Colorectal carcinoma is the second highest cause of cancer mortality in the UK and the most appropriate screening methods are being evaluated. Faecal DNA is a new modality that has recently been developed but has not been tested in average risk individuals. Imperiale et al enrolled 5486 asymptomatic subjects over the age of 50 years attending for screening colonoscopy. Prior to investigation they underwent standard faecal occult blood testing (FOB) and faecal DNA analysis. The accuracy of these tests against colonoscopy was determined in all colorectal cancers and a randomly selected group of patients with adenoma (n = 1051) and a normal examination (n = 1423) in a nested case control design. In this subgroup, faecal DNA detected 16/31 (52%) cancers compared with 4/31 (13%) by FOB. Faecal DNA detected 18% of adenomas compared with 11% with FOB. There were 79 false positive faecal DNA and 68 false positive FOB tests in 1423 normal colonoscopies. Faecal DNA seems more effective than FOB although caution is needed. Sensitivity is not ideal and estimated accuracy often falls as new tests continue to be evaluated. The accuracy of FOB in this study is also much lower than suggested by a systematic review of randomised trials where there was a 23% reduction in colorectal cancer mortality (

). FOB may therefore not be as poor an alternative as these data suggest.

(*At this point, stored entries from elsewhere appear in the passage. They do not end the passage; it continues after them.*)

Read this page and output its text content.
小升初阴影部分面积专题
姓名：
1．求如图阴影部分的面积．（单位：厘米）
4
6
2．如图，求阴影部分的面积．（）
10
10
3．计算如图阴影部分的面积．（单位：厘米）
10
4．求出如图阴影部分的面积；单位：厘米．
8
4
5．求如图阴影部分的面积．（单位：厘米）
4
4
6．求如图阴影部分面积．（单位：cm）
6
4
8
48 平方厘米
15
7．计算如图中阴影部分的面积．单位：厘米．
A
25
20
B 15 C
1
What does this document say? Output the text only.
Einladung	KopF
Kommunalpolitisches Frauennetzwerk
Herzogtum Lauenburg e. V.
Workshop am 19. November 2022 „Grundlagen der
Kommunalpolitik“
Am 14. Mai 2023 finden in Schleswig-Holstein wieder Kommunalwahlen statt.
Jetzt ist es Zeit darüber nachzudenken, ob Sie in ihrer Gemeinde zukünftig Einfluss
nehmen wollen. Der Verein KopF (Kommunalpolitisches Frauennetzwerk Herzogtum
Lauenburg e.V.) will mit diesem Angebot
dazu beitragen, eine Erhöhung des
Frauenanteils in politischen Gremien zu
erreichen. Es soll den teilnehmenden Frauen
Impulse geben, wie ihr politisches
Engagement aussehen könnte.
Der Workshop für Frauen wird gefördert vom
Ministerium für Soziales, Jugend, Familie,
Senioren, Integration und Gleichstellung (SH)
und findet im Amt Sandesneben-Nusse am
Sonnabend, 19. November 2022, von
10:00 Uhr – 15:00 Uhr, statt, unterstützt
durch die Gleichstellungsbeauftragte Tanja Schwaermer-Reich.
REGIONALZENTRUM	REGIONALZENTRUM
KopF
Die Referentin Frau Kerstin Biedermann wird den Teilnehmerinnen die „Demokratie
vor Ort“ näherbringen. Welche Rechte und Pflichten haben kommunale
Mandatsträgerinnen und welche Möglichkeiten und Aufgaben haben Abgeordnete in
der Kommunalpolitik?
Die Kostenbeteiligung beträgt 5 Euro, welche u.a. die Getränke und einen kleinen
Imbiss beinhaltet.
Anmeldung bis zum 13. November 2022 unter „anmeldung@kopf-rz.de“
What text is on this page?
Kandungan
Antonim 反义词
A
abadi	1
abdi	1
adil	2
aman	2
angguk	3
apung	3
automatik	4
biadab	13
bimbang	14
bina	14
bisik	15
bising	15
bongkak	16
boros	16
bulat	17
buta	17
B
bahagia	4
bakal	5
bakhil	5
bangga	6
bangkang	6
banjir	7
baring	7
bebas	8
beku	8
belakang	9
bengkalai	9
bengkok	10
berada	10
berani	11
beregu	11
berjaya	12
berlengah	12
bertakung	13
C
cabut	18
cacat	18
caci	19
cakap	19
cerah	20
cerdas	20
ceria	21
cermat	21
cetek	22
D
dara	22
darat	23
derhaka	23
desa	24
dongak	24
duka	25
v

Pancreatic masses: anyone for steroids? ▸


Autoimmune pancreatitis (AIP) has been described in Japan, often in association with other autoimmune disease, high erythrocyte sedimentation rate, and elevated serum IgG4 levels. Recently it has been recognised in Western countries but little is known about the condition. The authors report their experience of endoscopic ultrasound (EUS) with or without fine needle aspiration (FNA) in a series of 14 patients with AIP. Thirteen patients were men (mean age 50.6 years; range 17–80) and all met clinical criteria for diagnosis of the condition. Eleven presented with obstructive jaundice and/or pain while weight loss was present in over half and seven had a history of autoimmunity. Nine of the 14 had computed tomography evidence of a pancreatic head mass, and diffuse pancreatic swelling was present in five cases. EUS revealed diffuse pancreatic swelling in eight patients (57%) and a solitary mass lesion in the other six (2.5–5 cm). Apparent vascular involvement was present in three and peripancreatic nodes, often large, were identified in seven patients. Twelve patients underwent FNA, which revealed evidence of chronic inflammation and fibrosis but no malignancy, and exploratory surgery or clinical follow up failed to confirm malignancy in any patient. Indeed, six were treated successfully with corticosteroids. The lesson here? Beware the relatively young patient with apparent pancreatic carcinoma but who remains systemically well and has only inflammatory changes on cytology. Whether to opt for surgical exploration or consider steroids for possible AIP is the challenge.